Prof. Dr. Manfred Stede (Universität Potsdam)
12. Juni 2014
Sentiment analysis has become one of the most popular applications of computational linguistics, with one reason being its enormous potential for commercial application: For example, the automatic mining of product reviews is of interest to many vendors of goods and services on the web. The technical approaches can be broadly distinguished into the categories of (i) corpus-based machine learning involving no linguistic knowledge, and (ii) lexicon-based methods that employ a certain amount of linguistic analysis. Both approaches have been used in my research group. In the talk, I will explain our implementations and discuss their relative merits, thereby taking a somewhat broader perspective on the role of "subjectivity" in text mining.
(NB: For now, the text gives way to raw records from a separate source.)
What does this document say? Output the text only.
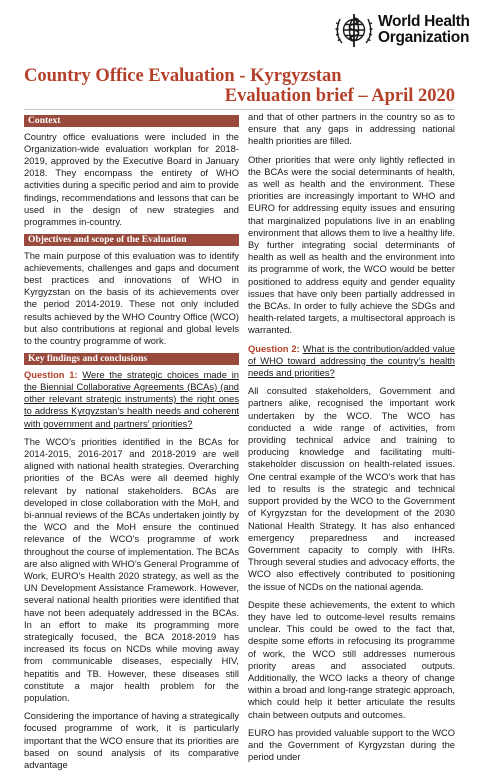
World Health
Organization
Country Office Evaluation - Kyrgyzstan
Evaluation brief – April 2020
Context

Country office evaluations were included in the Organization-wide evaluation workplan for 2018-2019, approved by the Executive Board in January 2018. They encompass the entirety of WHO activities during a specific period and aim to provide findings, recommendations and lessons that can be used in the design of new strategies and programmes in-country.

Objectives and scope of the Evaluation

The main purpose of this evaluation was to identify achievements, challenges and gaps and document best practices and innovations of WHO in Kyrgyzstan on the basis of its achievements over the period 2014-2019. These not only included results achieved by the WHO Country Office (WCO) but also contributions at regional and global levels to the country programme of work.

Key findings and conclusions
Question 1: Were the strategic choices made in the Biennial Collaborative Agreements (BCAs) (and other relevant strategic instruments) the right ones to address Kyrgyzstan’s health needs and coherent with government and partners’ priorities?

The WCO’s priorities identified in the BCAs for 2014-2015, 2016-2017 and 2018-2019 are well aligned with national health strategies. Overarching priorities of the BCAs were all deemed highly relevant by national stakeholders. BCAs are developed in close collaboration with the MoH, and bi-annual reviews of the BCAs undertaken jointly by the WCO and the MoH ensure the continued relevance of the WCO’s programme of work throughout the course of implementation. The BCAs are also aligned with WHO’s General Programme of Work, EURO’s Health 2020 strategy, as well as the UN Development Assistance Framework. However, several national health priorities were identified that have not been adequately addressed in the BCAs. In an effort to make its programming more strategically focused, the BCA 2018-2019 has increased its focus on NCDs while moving away from communicable diseases, especially HIV, hepatitis and TB. However, these diseases still constitute a major health problem for the population.

Considering the importance of having a strategically focused programme of work, it is particularly important that the WCO ensure that its priorities are based on sound analysis of its comparative advantage

and that of other partners in the country so as to ensure that any gaps in addressing national health priorities are filled.

Other priorities that were only lightly reflected in the BCAs were the social determinants of health, as well as health and the environment. These priorities are increasingly important to WHO and EURO for addressing equity issues and ensuring that marginalized populations live in an enabling environment that allows them to live a healthy life. By further integrating social determinants of health as well as health and the environment into its programme of work, the WCO would be better positioned to address equity and gender equality issues that have only been partially addressed in the BCAs. In order to fully achieve the SDGs and health-related targets, a multisectoral approach is warranted.

Question 2: What is the contribution/added value of WHO toward addressing the country’s health needs and priorities?

All consulted stakeholders, Government and partners alike, recognised the important work undertaken by the WCO. The WCO has conducted a wide range of activities, from providing technical advice and training to producing knowledge and facilitating multi-stakeholder discussion on health-related issues. One central example of the WCO’s work that has led to results is the strategic and technical support provided by the WCO to the Government of Kyrgyzstan for the development of the 2030 National Health Strategy. It has also enhanced emergency preparedness and increased Government capacity to comply with IHRs. Through several studies and advocacy efforts, the WCO also effectively contributed to positioning the issue of NCDs on the national agenda.

Despite these achievements, the extent to which they have led to outcome-level results remains unclear. This could be owed to the fact that, despite some efforts in refocusing its programme of work, the WCO still addresses numerous priority areas and associated outputs. Additionally, the WCO lacks a theory of change within a broad and long-range strategic approach, which could help it better articulate the results chain between outputs and outcomes.

EURO has provided valuable support to the WCO and the Government of Kyrgyzstan during the period under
Manfred Stede is a professor of Applied Computational Linguistics in the Linguistics Department of Potsdam University. He obtained his Ph.D. from the University of Toronto in 1996 with a thesis on multilingual text generation. Prior to assuming the position in Potsdam in 2001, he worked on the 'Verbmobil' machine translation project at TU Berlin from 1995 to 2000, and for one year joined Semantic Edge GmbH (Berlin) to work on automatic dialog systems. His recent projects in Potsdam on the applied side dealt with linguistic databases, text summarization, dialogue systems, and sentiment analysis; on the theoretical side he is interested in models of text coherence and text structure.